9 thoughts on “CPI – A Lagging Indicator Of Inflation

  1. jk says:

    it’s a good thing health insurance prices are 30% lower than a year ago

  2. Bill Terrell says:

    Where do the lags come from?

    First, the asset markets reprice instantly, in real time, in response to changes in the value of the currency as supply and demand fluctuate. Consumer prices don’t. The price of bread on your grocery store shelf is usually the same as it was yesterday. Your rent only adjusts once a year or whenever your lease is up for renewal. Wages, a major input to consumer prices, are often set by multiyear contract.

    Furthermore, assets are used to store purchasing power for later use. Some, especially stocks and bonds, for many years. So assets themselves collectively serve as a sort of storage reservoir for the price effects of inflation. Notional changes in their purchasing power are reconciled with actual purchasing power, defined by the body of goods and services available for purchase, over the course of time.

    Net-net, it is fair to say consumer prices don’t record inflation, but rather its exhaust fumes.

    1. Bill Terrell says:

      An unintended (?) or at least unappreciated consequence of this lag is that inflation looks like growth in its early stages. Since real GDP is arrived at by measuring nominal GDP and backing out inflation, the unacknowledged inflation makes real GDP growth appear higher than it is. Asset prices rise, but since consumer prices haven’t yet, it looks like real wealth increased. The initial inflation reduces real wages, making the real cost of labor cheaper, so any labor surplus (unemployment) is reduced. But all of these effects are transient, first derivative phenomena, not sustainable improvements in the economy.

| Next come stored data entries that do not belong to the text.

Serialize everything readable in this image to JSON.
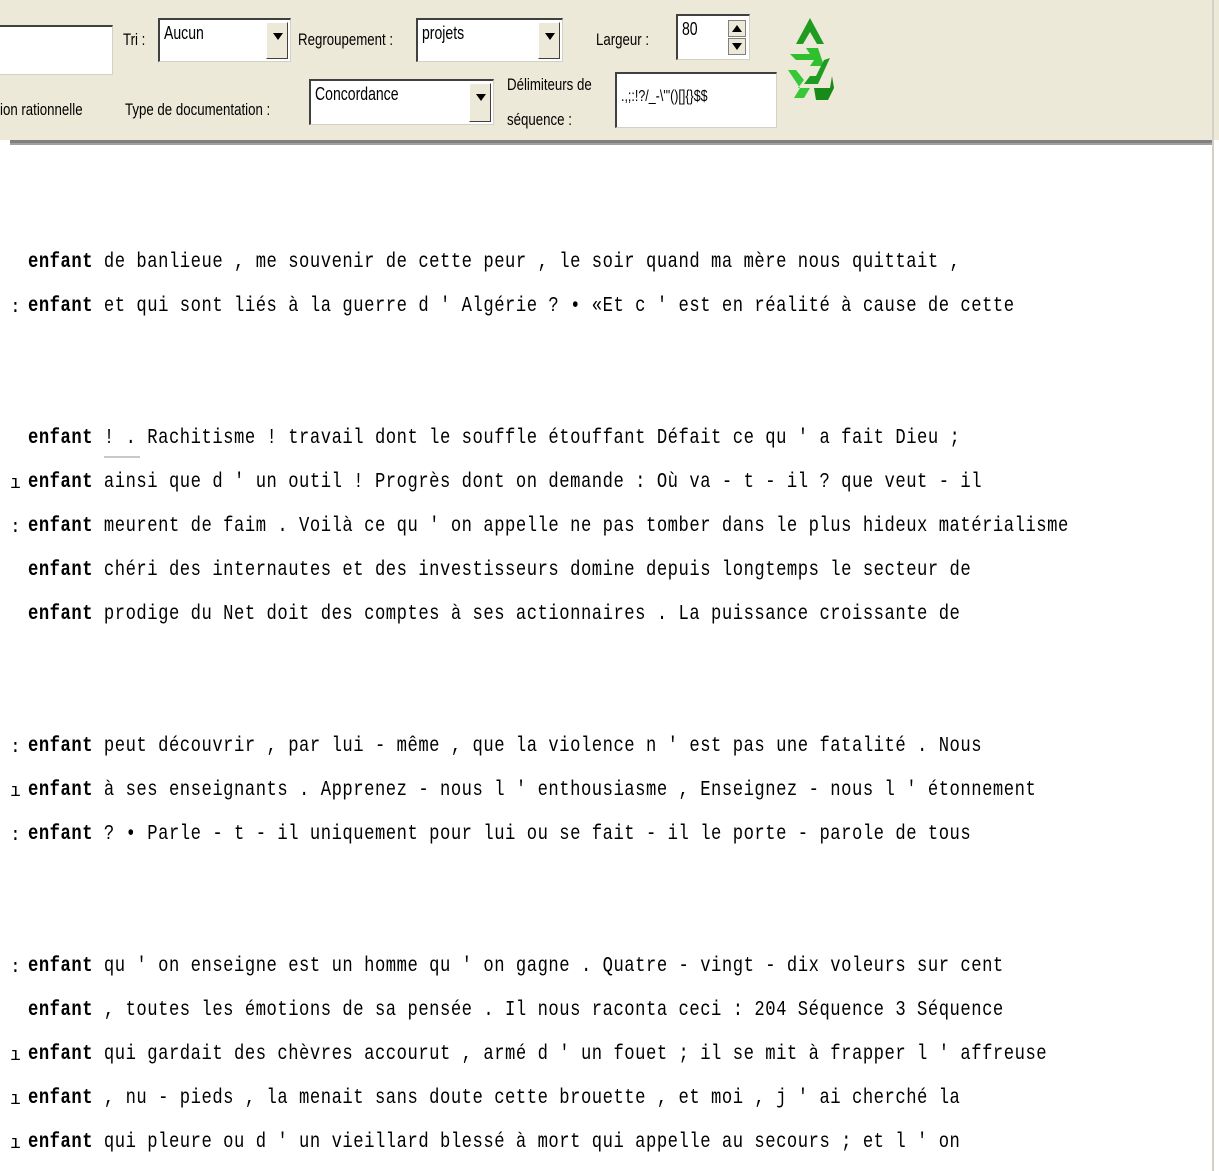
{
  "toolbar": {
    "tri_label": "Tri :",
    "tri_value": "Aucun",
    "regroupement_label": "Regroupement :",
    "regroupement_value": "projets",
    "largeur_label": "Largeur :",
    "largeur_value": "80",
    "rationnelle_label": "ion rationnelle",
    "type_doc_label": "Type de documentation :",
    "type_doc_value": "Concordance",
    "delimiteurs_label_1": "Délimiteurs de",
    "delimiteurs_label_2": "séquence :",
    "delimiteurs_value": ".,;:!?/_-\\'\"()[]{}$$",
    "refresh_icon": "recycle-icon"
  },
  "concordance": {
    "keyword": "enfant",
    "lines": [
      {
        "marker": "",
        "text": "de banlieue , me souvenir de cette peur , le soir quand ma mère nous quittait ,"
      },
      {
        "marker": ":",
        "text": "et qui sont liés à la guerre d ' Algérie ? • «Et c ' est en réalité à cause de cette"
      },
      {
        "marker": "",
        "text": "! . Rachitisme ! travail dont le souffle étouffant Défait ce qu ' a fait Dieu ;"
      },
      {
        "marker": "ı",
        "text": "ainsi que d ' un outil ! Progrès dont on demande : Où va - t - il ? que veut - il"
      },
      {
        "marker": ":",
        "text": "meurent de faim . Voilà ce qu ' on appelle ne pas tomber dans le plus hideux matérialisme"
      },
      {
        "marker": "",
        "text": "chéri des internautes et des investisseurs domine depuis longtemps le secteur de"
      },
      {
        "marker": "",
        "text": "prodige du Net doit des comptes à ses actionnaires . La puissance croissante de"
      },
      {
        "marker": ":",
        "text": "peut découvrir , par lui - même , que la violence n ' est pas une fatalité . Nous"
      },
      {
        "marker": "ı",
        "text": "à ses enseignants . Apprenez - nous l ' enthousiasme , Enseignez - nous l ' étonnement"
      },
      {
        "marker": ":",
        "text": "? • Parle - t - il uniquement pour lui ou se fait - il le porte - parole de tous"
      },
      {
        "marker": ":",
        "text": "qu ' on enseigne est un homme qu ' on gagne . Quatre - vingt - dix voleurs sur cent"
      },
      {
        "marker": "",
        "text": ", toutes les émotions de sa pensée . Il nous raconta ceci : 204 Séquence 3 Séquence"
      },
      {
        "marker": "ı",
        "text": "qui gardait des chèvres accourut , armé d ' un fouet ; il se mit à frapper l ' affreuse"
      },
      {
        "marker": "ı",
        "text": ", nu - pieds , la menait sans doute cette brouette , et moi , j ' ai cherché la"
      },
      {
        "marker": "ı",
        "text": "qui pleure ou d ' un vieillard blessé à mort qui appelle au secours ; et l ' on"
      }
    ]
  }
}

      In the longer run, they’re harmful to living standards because they create the illusion that easy money really does support growth and lead to a cycle of repeated economic “stimulus” that crowds out real economic progress. Inflation doesn’t stimulate growth, it becomes its surrogate and displaces it.

  3. Bill Terrell says:

    For political reasons, the Fed can’t come right out and say it’s targeting stock prices. But it can and should target broad asset price inflation. More particularly, the aggregate global market cap of the securities markets. This is the only way it will ever stop falling behind the curve.